What I do now is allow myself a year's worth... and when the current October issue comes in, I head back to last year's October issue, reread it, tear out anything I want to keep (you'd be surprised how little comes of that!) and then toss it into recycling. The fact that it feels like a system, and has kept my piles from becoming towers, has helped me part with the back issues.

posted by patrick on 2004-10-01 11:23:06

I'm a little obsessive when it comes to getting rid of things but in my purging, I like to find a somewhat useful venue for the tossed.
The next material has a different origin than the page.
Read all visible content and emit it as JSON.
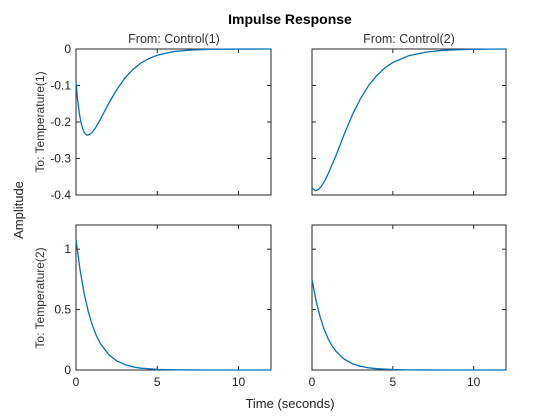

After I've cycled through the monthly mags, I drop them along my leisurely route -- the laundromat and the coffee shop for the current, interesting mags -- the bundled recycling pile curbside for the older gab mags. You'd be suprised how well worn a few good New Yorkers get when you send them off -- and how appreciative you are when you happen upon some reasonable reading material when you're stuck at the laundromat.

posted by jayme on 2004-10-01 11:29:27

I think for us magazine addicts, scanning the hundreds of issues would take the rest of our lives. I have amassed maybe 50 New Yorkers that I need to got through and read, otherwise the magazines I can't part with have already been pared down and I'm still left with an unliftable pile.

I was recently at Two Jakes in Williamsburg looking at the Bisley file cabinets and they have systems where filers can be hung from under a shelf. That seems good for magazines to my eye, but they may be hanging without the spine outwards. It may be better just to file them, or just the prized articles, in file drawers.

As cheezy as it is, and I may get lambasted for this, I always loved Carrie's system in the character's "Sex and the City" apartment. In her entrance foyer/hallway her bookcases were filled with filed backissues of magazines. They were categorized in those magaine filers, and did not look imposing giving a sense of order to the gaggle. I guess one'd have to have a foyer for that.

Lastly, in my old apartment we had this great communal landing where people put things they didn't want anymore and they were ALWAYS taken by somebody. Magazines, stereos, clothing, odd objects that anyone would ever want, everything was put out there. That greatly encouraged me to constantly purge.

posted by sara on 2004-10-01 11:35:38

After reading magazines I bring them to work and drop them in the lunch room. This way they don't go to waste and more people get to enjoy them.